Even studies of child development that claim to be broadly cross-cultural—e.g., comparing German, American, Japanese, and Chinese children—are actually sampling societies all drawn from the same narrow slice of human cultural diversity. All of those cultures just mentioned are similar in sharing centralized government, economic specialization, and socioeconomic inequality, and in being very atypical of the wide range of human cultural diversity. As a result, those and other state-level modern societies have converged on a small range of child-rearing practices that by historical standards are unusual. Those practices include systems of school education administered by a state (as opposed to learning as part of everyday life and play), protection of children by police and not just by parents, same-age playgroups (as opposed to children of all ages routinely playing together), children and parents sleeping in separate bedrooms (as opposed to sleeping together in the same bed), and mothers nursing infants (if the infants are nursed at all) on a schedule often set by the mother rather than by the infant.
A result is that generalizations about children by Jean Piaget, Erik Erikson, Sigmund Freud, pediatricians, and child psychologists are based heavily on studies of WEIRD (Western, educated, industrial, rich, democratic) societies, especially on studies of their college undergraduates and children of college professors, and have been inappropriately generalized to the rest of the world.
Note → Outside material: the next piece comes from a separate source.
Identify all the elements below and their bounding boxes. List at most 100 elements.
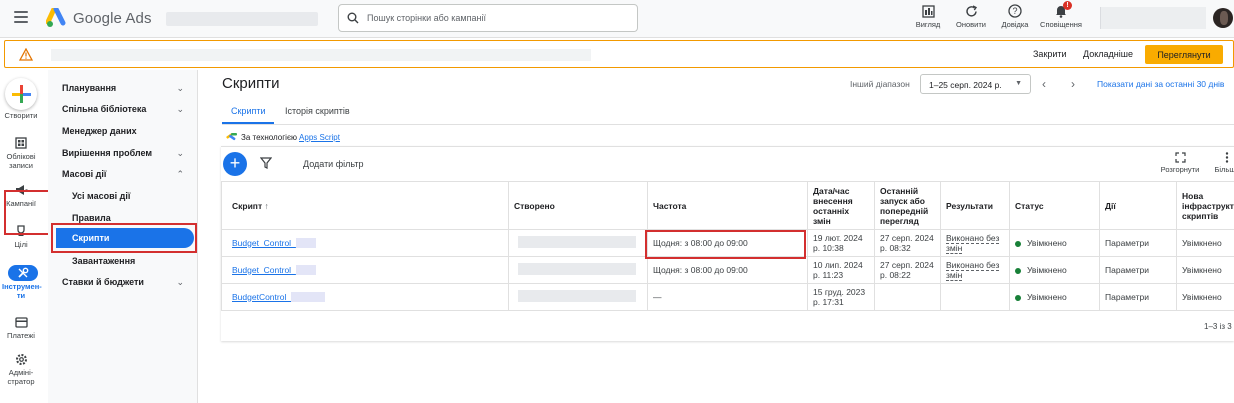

For example, Freud emphasized the sex drive and its frequent frustration. But that psychoanalytic view doesn’t apply to the Siriono Indians of Bolivia, nor to many other traditional societies, where willing sex partners are almost constantly available, but where hunger for food, and preoccupation with the food drive and its frequent frustration, are ubiquitous. Formerly popular Western child-rearing theories that stressed the need of infants for love and emotional support viewed other societies’ widespread practice of breast-feeding infants on demand as “overindulgence,” and classified it in Freudian terms as “excessive gratification at the oral stage of psychosexual development.” However, we shall see that breast-feeding on demand was formerly almost universal, that it has much to recommend it, and that the common modern practice of breast-feeding at infrequent intervals to suit the mother’s convenience is, f
rom a historical perspective, a rare exception.
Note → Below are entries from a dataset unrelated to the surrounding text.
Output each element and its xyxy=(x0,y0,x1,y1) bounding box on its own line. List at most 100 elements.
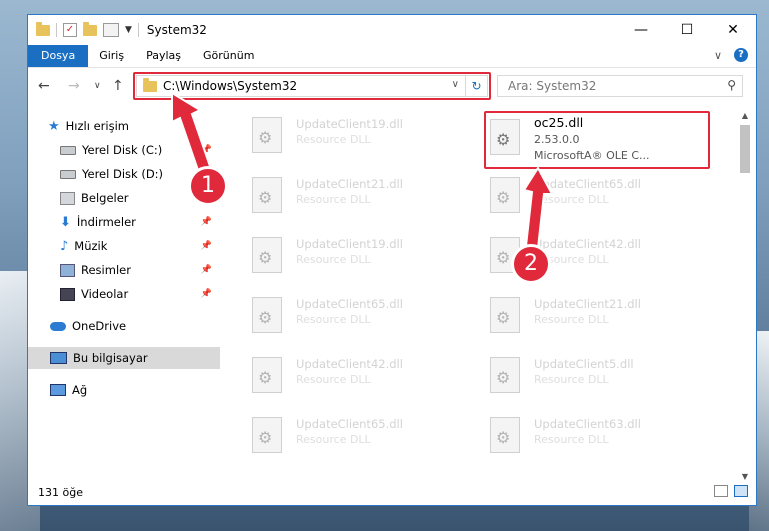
vertical-scrollbar[interactable]: ▲ ▼ xyxy=(738,111,752,481)
list-item[interactable]: UpdateClient65.dll Resource DLL xyxy=(462,171,682,223)
scroll-up-icon[interactable]: ▲ xyxy=(738,111,752,120)
dll-file-icon xyxy=(252,117,282,153)
list-item[interactable]: UpdateClient19.dll Resource DLL xyxy=(224,231,444,283)
cloud-icon xyxy=(50,321,66,331)
window-title: System32 xyxy=(146,23,207,37)
drive-icon xyxy=(60,145,76,155)
back-arrow-icon[interactable]: ← xyxy=(38,78,50,94)
file-description: Resource DLL xyxy=(296,193,371,206)
sidebar-item-label: Hızlı erişim xyxy=(65,119,129,133)
sidebar-item-label: Yerel Disk (D:) xyxy=(82,167,164,181)
forward-arrow-icon[interactable]: → xyxy=(68,78,80,94)
sidebar-item-label: İndirmeler xyxy=(76,215,136,229)
tab-home[interactable]: Giriş xyxy=(88,45,135,67)
file-name: UpdateClient19.dll xyxy=(296,117,403,131)
dll-file-icon xyxy=(490,177,520,213)
scroll-thumb[interactable] xyxy=(740,125,750,173)
tiles-view-icon[interactable] xyxy=(734,485,748,497)
file-description: Resource DLL xyxy=(296,313,371,326)
list-item[interactable]: UpdateClient42.dll Resource DLL xyxy=(462,231,682,283)
dll-file-icon xyxy=(490,417,520,453)
expand-ribbon-icon[interactable]: ∨ xyxy=(714,49,722,62)
file-name: UpdateClient5.dll xyxy=(534,357,634,371)
file-description: Resource DLL xyxy=(534,313,609,326)
file-description: Resource DLL xyxy=(296,433,371,446)
view-buttons xyxy=(714,485,748,497)
recent-locations-icon[interactable]: ∨ xyxy=(94,81,101,91)
toolbar-separator xyxy=(137,23,139,37)
explorer-window: ✓ ▼ System32 — ☐ ✕ Dosya Giriş Paylaş Gö… xyxy=(27,14,757,506)
status-bar: 131 öğe xyxy=(28,479,756,505)
list-item[interactable]: UpdateClient21.dll Resource DLL xyxy=(224,171,444,223)
chevron-down-icon[interactable]: ▼ xyxy=(125,25,132,35)
minimize-button[interactable]: — xyxy=(618,15,664,45)
step-badge-1: 1 xyxy=(188,166,228,206)
sidebar-item-label: Yerel Disk (C:) xyxy=(82,143,163,157)
toolbar-separator xyxy=(56,23,57,37)
file-description: Resource DLL xyxy=(534,193,609,206)
pin-icon[interactable]: 📌 xyxy=(201,217,212,227)
tab-view[interactable]: Görünüm xyxy=(192,45,265,67)
file-description: Resource DLL xyxy=(534,433,609,446)
step-badge-2: 2 xyxy=(511,244,551,284)
close-button[interactable]: ✕ xyxy=(710,15,756,45)
sidebar-item-label: Ağ xyxy=(72,383,88,397)
customize-icon[interactable] xyxy=(103,23,119,37)
search-icon[interactable]: ⚲ xyxy=(727,78,736,92)
drive-icon xyxy=(60,169,76,179)
navigation-bar: ← → ∨ ↑ C:\Windows\System32 ∨ ↻ Ara: Sys… xyxy=(28,71,756,101)
sidebar-item-quick-access[interactable]: ★ Hızlı erişim xyxy=(28,115,220,137)
sidebar-item-network[interactable]: Ağ xyxy=(28,379,220,401)
sidebar-item-music[interactable]: ♪ Müzik 📌 xyxy=(28,235,220,257)
list-item[interactable]: UpdateClient19.dll Resource DLL xyxy=(224,111,444,163)
file-name: UpdateClient21.dll xyxy=(296,177,403,191)
sidebar-item-label: Belgeler xyxy=(81,191,129,205)
file-name: UpdateClient63.dll xyxy=(534,417,641,431)
documents-icon xyxy=(60,191,75,205)
file-name: UpdateClient65.dll xyxy=(534,177,641,191)
item-count: 131 öğe xyxy=(38,485,83,499)
sidebar-item-this-pc[interactable]: Bu bilgisayar xyxy=(28,347,220,369)
sidebar-item-label: OneDrive xyxy=(72,319,127,333)
sidebar-item-videos[interactable]: Videolar 📌 xyxy=(28,283,220,305)
folder-icon[interactable] xyxy=(36,21,50,36)
file-highlight-box xyxy=(484,111,710,169)
sidebar-item-pictures[interactable]: Resimler 📌 xyxy=(28,259,220,281)
search-placeholder[interactable]: Ara: System32 xyxy=(508,79,596,93)
file-name: UpdateClient42.dll xyxy=(296,357,403,371)
download-icon: ⬇ xyxy=(60,214,71,230)
search-input[interactable]: Ara: System32 ⚲ xyxy=(497,75,743,97)
pictures-icon xyxy=(60,263,75,277)
ribbon-tabs: Dosya Giriş Paylaş Görünüm ∨ ? xyxy=(28,45,756,68)
music-note-icon: ♪ xyxy=(60,238,69,254)
sidebar-item-label: Resimler xyxy=(81,263,131,277)
sidebar-item-local-disk-c[interactable]: Yerel Disk (C:) 📌 xyxy=(28,139,220,161)
pin-icon[interactable]: 📌 xyxy=(201,145,212,155)
maximize-button[interactable]: ☐ xyxy=(664,15,710,45)
list-item[interactable]: UpdateClient63.dll Resource DLL xyxy=(462,411,682,463)
pin-icon[interactable]: 📌 xyxy=(201,289,212,299)
new-folder-icon[interactable] xyxy=(83,21,97,36)
up-arrow-icon[interactable]: ↑ xyxy=(112,78,124,94)
sidebar-item-downloads[interactable]: ⬇ İndirmeler 📌 xyxy=(28,211,220,233)
list-item[interactable]: UpdateClient42.dll Resource DLL xyxy=(224,351,444,403)
list-item[interactable]: UpdateClient65.dll Resource DLL xyxy=(224,411,444,463)
pin-icon[interactable]: 📌 xyxy=(201,265,212,275)
pin-icon[interactable]: 📌 xyxy=(201,241,212,251)
list-item[interactable]: UpdateClient5.dll Resource DLL xyxy=(462,351,682,403)
sidebar-item-label: Müzik xyxy=(74,239,108,253)
sidebar-item-label: Bu bilgisayar xyxy=(73,351,148,365)
sidebar-item-onedrive[interactable]: OneDrive xyxy=(28,315,220,337)
navigation-pane: ★ Hızlı erişim Yerel Disk (C:) 📌 Yerel D… xyxy=(28,111,220,481)
details-view-icon[interactable] xyxy=(714,485,728,497)
file-name: UpdateClient65.dll xyxy=(296,297,403,311)
dll-file-icon xyxy=(252,417,282,453)
help-icon[interactable]: ? xyxy=(734,48,748,62)
file-name: UpdateClient19.dll xyxy=(296,237,403,251)
dll-file-icon xyxy=(490,357,520,393)
tab-share[interactable]: Paylaş xyxy=(135,45,192,67)
tab-file[interactable]: Dosya xyxy=(28,45,89,67)
properties-check-icon[interactable]: ✓ xyxy=(63,23,77,37)
list-item[interactable]: UpdateClient21.dll Resource DLL xyxy=(462,291,682,343)
list-item[interactable]: UpdateClient65.dll Resource DLL xyxy=(224,291,444,343)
Those are academic reasons for us to be interested in traditional child-rearing practices. But there are compelling practical reasons for all of us non-academics to be interested as well. Small-scale societies offer us a vast database on child-rearing. They reveal the outcomes of thousands of natural experiments on how to rear children. Western state societies would not permit us to carry out the experiments that Enu lived through, of either extreme repression or extreme laissez-faire as the norm. While few readers of this book would consider it admirable to let children roll into fires, we shall see that many other traditional child-rearing practices do recommend themselves for consideration. Thus, another reason for studying them is that they can inform our own choices. They may suggest practices different from those now routine in the West, but that we may find appealing when we learn about their consequences for children.